A ASSEMBLÉIA LEGISLATIVA DO ESTADO DE SÃO PAULO, aplaude os Senhores Jasson de Oliveira Andrade -autor e Francisco de Assis Martins Bezerra – editor pelo importante trabalho histórico-literário que resultou na publicação do livro Golpe de 64 em São João da Boa Vista que tornou acessível a todos, as circunstancias e fatos que envolveram este período sombrio da história de nosso país, sob um corajoso enfoque local que permite identificar as forças políticas e interesses da época, compará-los aos dias de hoje e estimular o surgimento de novas lideranças” .
A iniciativa do deputado petista reflete a repercussão que obteve o livro GOLPE DE 64 EM SÃO JOÃO DA BOA VISTA, confirmando a boa venda dele em São João (PAPYRUS) e em Mogi Guaçu (LIVRARIA NOBEL). Recebi também mensagens de elogios ao livro. Entre outras, destaco duas. Uma da escritora sanjoanense Yola Oliveira Azevedo, autora de A RECONQUISTA. Outra do professor Messias Prado, que leciona em Mogi Guaçu.
Yola assim se manifestou: “Acabei de ler seu livro – com muita atenção”.
“É excelente – tanto pela redação como pelo cuidado ao mostrar documentos que comprovam abusos incríveis de supostas “autoridades” – armadas – na época. Há momentos chocantes, tristissimos, que muito me comoveram”.
Parodiando Drummond – temos de lembrar para nunca esquecer”.
O professor Messias, de Mogi Guaçu, escreveu: “Terminei de ler seu excelente livro.

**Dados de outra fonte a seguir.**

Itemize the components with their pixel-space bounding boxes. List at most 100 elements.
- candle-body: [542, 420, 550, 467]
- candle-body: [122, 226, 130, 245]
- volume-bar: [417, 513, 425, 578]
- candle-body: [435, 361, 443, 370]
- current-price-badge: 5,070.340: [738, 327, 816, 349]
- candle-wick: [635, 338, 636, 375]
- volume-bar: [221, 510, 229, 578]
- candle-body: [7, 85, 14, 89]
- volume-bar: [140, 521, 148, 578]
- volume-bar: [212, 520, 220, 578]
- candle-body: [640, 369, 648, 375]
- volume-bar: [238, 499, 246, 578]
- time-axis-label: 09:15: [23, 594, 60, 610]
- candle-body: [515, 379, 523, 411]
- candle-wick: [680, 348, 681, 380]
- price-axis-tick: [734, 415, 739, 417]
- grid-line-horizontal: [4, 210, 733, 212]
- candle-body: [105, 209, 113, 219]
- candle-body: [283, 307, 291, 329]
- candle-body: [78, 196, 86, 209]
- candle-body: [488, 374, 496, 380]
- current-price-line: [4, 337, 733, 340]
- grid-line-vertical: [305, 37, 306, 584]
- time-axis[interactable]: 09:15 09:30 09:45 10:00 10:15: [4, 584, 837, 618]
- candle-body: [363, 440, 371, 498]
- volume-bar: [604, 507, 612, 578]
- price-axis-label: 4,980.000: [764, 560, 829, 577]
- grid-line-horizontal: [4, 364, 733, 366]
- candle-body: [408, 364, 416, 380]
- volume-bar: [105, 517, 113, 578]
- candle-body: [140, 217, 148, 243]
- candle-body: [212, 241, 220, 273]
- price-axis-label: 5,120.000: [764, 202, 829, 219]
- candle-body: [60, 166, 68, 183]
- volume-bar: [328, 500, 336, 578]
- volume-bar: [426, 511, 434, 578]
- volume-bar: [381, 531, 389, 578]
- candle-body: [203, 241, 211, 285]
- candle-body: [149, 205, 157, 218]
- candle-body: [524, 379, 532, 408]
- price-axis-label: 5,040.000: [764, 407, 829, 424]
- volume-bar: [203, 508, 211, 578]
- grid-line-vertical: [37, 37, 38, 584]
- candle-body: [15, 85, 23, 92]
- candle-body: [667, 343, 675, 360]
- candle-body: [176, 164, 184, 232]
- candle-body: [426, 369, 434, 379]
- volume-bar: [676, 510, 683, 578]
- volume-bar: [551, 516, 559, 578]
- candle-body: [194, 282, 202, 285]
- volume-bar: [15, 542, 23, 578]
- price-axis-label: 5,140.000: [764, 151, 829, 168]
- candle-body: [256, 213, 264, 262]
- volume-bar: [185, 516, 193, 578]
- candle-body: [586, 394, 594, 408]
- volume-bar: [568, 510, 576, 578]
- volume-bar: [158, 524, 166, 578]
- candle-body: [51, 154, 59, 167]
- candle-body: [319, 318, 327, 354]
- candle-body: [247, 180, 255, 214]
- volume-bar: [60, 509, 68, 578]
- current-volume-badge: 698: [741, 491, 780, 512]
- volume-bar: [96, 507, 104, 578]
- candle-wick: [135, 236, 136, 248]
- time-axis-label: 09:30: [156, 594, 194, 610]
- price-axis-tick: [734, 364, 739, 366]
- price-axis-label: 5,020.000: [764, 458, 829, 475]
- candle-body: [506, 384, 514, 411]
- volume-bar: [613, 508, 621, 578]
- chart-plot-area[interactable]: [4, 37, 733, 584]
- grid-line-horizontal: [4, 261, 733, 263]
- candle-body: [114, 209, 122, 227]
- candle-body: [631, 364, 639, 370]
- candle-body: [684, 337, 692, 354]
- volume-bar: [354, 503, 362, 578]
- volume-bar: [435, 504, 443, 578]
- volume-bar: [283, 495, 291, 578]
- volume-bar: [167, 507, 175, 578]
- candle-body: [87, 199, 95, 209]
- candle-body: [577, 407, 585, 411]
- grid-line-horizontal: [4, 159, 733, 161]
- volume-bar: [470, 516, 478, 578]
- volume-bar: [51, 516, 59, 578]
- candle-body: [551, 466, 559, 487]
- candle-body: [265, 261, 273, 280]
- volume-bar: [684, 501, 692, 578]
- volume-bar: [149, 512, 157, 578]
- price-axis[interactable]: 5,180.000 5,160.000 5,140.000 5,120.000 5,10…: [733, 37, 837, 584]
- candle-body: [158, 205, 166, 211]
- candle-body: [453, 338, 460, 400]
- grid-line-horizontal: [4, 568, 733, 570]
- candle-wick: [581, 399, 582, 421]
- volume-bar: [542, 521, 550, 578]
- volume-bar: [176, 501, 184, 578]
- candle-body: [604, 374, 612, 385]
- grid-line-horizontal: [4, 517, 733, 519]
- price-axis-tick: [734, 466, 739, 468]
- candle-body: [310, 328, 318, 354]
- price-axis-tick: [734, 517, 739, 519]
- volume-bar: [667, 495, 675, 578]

Realmente é um registro de eventos que não devem mais acontecer… Interessante que, à medida que vamos lendo, vamos nos identificando e adquirindo simpatia com alguns personagens, enquanto em relação a outros nossos sentimentos são de raiva e em alguns momentos passamos a detestá-los. Enfim, como já cantaram Plabo Milanês e Chico Buarque:
“E quem garante que a História
É carroça abandonada
Numa beira de estrada
Ou numa estação inglória?
A História é um carro alegre
Cheio de um povo contente
Que atropela indiferente
Todo aquele que a negue.”
(Cancion por la unidad de Latino América)
Obrigado por nos passar sua experiência e sua vivência através de importante registro em livro.”
Esses depoimentos, e outros que recebi, mostram que valeu a pena escrever GOLPE DE 64 EM SÃO JOÃO DA BOA VISTA.
JASSON DE OLIVEIRA ANDRADE é sanjoanense e jornalista em Mogi Guaçu.